Using the 80/20 Rule To Overcome Bike-Xiety
Hello, my name is Jordana and I have Bike-xiety.
I'm 35 and I love to ride bikes. If you knew I ran a gobal women's cycling community, you would probably automatically think that I'm a really good rider. Elite level probably. Basically a professional.
You would be wrong.
The thing is... I’m not naturally sporty. I never have been. Where others (including my husband) seem to maintain a base fitness level which allows them to rider anywhere, anytime, with anyone, I feel the need to secretly 'train' just to attend social rides.
I'm not naturally brave. In fact, I’m a big scaredy-cat. I was never the one to do daring things, even as a teenager... at least, as it related to adventurous activities like sports or travelling.
This isn't only because I recently sustained a traumatic brain injury from an MTB accident in May (you can read more about that here).
My first road ride I was scared of everything. Cars, dogs, other riders, the wind… On the mountain bike it was single track, trees, roots, rocks, mud, sand…
Put simply, I'm not one of those people who just took naturally to biking. At all. And that's ok, I've learned to come to terms that we all have different strengths and different abilities to process stress, whether it's physical, emotional or mental.
That's where the 80/20 rule comes in.
What's the 80/20 Rule?
I learned to ride a bike as an adult, which means that every ride was full of anxiety about the bike (bike-xiety) and nervous tension. For me, the best way to overcome this was to implement and obey the 80/20 rule:
I like to be 80% in my comfort zone, 20% outside it.
How does this work in practice?
The 80% is easy to put into practice. Spend the majority of my time doing things on the bike that make me happy and that feel comfortable. Routes I know, people I ride with often, in weather that I enjoy riding in. Yay! The 80% sums up all of the reasons you would use in a sales pitch to convince non-riding friends to buy a bike.
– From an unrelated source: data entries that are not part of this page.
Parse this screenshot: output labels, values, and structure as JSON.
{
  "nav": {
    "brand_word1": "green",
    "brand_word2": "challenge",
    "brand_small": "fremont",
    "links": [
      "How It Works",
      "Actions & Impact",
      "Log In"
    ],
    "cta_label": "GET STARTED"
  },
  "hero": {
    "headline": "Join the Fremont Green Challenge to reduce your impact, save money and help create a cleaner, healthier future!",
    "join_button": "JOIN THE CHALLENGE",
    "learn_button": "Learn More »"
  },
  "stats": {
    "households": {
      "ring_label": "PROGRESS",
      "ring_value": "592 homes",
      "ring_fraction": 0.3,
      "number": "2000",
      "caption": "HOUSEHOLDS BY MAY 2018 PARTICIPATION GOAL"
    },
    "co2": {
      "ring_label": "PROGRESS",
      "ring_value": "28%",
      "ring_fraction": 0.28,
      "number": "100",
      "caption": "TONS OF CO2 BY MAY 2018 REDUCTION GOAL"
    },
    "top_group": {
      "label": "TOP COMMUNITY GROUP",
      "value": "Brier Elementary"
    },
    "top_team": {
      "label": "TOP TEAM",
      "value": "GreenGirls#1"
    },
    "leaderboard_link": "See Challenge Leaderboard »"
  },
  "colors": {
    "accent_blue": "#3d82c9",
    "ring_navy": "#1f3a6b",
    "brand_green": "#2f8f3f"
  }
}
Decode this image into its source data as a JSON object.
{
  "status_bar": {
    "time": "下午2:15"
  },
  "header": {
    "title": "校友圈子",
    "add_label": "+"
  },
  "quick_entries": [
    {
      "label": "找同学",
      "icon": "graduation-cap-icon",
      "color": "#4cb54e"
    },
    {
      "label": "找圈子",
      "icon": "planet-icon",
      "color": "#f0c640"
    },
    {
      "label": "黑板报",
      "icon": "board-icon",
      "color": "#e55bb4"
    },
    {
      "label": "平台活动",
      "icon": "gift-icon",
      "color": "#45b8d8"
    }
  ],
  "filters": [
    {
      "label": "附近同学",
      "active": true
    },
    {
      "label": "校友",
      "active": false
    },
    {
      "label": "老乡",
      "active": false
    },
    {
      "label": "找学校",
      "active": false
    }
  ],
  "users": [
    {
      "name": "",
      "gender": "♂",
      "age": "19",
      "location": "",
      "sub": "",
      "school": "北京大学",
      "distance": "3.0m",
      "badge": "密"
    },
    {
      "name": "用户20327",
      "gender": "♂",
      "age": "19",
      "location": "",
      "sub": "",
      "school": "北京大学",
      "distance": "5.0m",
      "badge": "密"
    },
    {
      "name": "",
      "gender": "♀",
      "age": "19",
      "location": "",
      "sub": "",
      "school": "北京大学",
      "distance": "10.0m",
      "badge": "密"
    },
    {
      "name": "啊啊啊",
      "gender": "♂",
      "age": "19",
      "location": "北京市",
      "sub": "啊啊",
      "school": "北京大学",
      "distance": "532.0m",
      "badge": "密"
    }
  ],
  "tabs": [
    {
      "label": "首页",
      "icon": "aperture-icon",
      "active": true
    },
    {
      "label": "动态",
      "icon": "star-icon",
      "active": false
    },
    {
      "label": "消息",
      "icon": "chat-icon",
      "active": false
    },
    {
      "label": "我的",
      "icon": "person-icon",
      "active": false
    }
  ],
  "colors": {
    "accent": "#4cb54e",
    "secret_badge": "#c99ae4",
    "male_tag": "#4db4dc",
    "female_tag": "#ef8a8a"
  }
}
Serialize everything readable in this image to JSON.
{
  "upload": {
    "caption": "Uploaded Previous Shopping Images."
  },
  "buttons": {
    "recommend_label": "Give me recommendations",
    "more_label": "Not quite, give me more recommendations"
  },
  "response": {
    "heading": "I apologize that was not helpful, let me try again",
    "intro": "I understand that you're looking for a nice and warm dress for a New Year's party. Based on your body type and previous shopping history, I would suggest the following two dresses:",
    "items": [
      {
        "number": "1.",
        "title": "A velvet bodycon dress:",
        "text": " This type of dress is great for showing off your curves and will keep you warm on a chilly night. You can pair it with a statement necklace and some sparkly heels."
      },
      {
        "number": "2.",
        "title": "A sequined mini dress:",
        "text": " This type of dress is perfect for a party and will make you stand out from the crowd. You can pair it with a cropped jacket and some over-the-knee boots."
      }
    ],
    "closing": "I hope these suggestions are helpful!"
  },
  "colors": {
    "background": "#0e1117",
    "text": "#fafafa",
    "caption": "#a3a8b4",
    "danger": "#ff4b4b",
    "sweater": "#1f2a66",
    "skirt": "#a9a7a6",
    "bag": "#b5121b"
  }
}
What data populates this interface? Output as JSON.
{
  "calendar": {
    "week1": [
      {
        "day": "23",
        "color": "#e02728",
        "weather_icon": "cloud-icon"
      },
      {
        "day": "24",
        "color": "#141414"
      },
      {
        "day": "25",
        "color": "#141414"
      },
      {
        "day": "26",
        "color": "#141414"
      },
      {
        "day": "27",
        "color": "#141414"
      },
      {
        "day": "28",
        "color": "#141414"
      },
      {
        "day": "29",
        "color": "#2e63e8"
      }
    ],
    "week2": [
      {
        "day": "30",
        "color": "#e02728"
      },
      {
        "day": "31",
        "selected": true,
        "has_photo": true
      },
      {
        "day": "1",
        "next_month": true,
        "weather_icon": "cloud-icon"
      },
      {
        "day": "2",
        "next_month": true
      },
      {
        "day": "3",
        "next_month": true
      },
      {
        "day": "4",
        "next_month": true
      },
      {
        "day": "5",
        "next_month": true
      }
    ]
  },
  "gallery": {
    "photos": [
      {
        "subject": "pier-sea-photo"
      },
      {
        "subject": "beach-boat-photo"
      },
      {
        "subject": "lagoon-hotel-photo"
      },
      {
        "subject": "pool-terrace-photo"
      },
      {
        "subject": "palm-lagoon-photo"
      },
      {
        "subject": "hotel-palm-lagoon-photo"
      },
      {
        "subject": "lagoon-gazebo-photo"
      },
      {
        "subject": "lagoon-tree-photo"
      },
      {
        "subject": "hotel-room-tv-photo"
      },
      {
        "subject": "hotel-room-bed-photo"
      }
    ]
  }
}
It's the 20% that can be difficult to put into practice.
When I think about doing things outside my comfort zone, it doesn’t necessarily mean I have to do anything super-radical. The 20% doesn't mean I suddenly need to start trying gap jumps and massive drops on a downhill bike.
It simply means putting thought and effort into doing something new and different.
For the mountan bike, it might be doing things like focusing on the skills required to do that rock I always stop at. Or navigating the rocky corner I crashed on. What does it require? Lifting the front wheel. Ok, let's try a few trails that require me to lift the front wheel and build up to it.
On the road bike, it might be tackling that hill I avoid because it's steep and I dread the descent. What does it require? Being comfortable on the drops. Awesome, I'll make sure I get into the body position on the flat so I'm prepared.
For you, it might be trying to brake 1 less time on your favourite trail the next time you do it!
Be deliberate - but go easy on yourself
Making deliberate attempts to be brave is what helps you get past what I call 'the fear humps'. These are different for everyone, and even different within the same person depending on the day, the month and the year. Even that time of te month can impact how 'brave' you feel and what the comfort zones means in real life.
I’m really happy when I’m riding in my comfort zone… but the brilliant thing about spending a little bit of time pushing myself is that, eventually, when I ride, the trails and obstacles falling in that comfort zone gradually shift to more complex things without me putting too much pressure on myself.
How do you overcome your bike-xiety?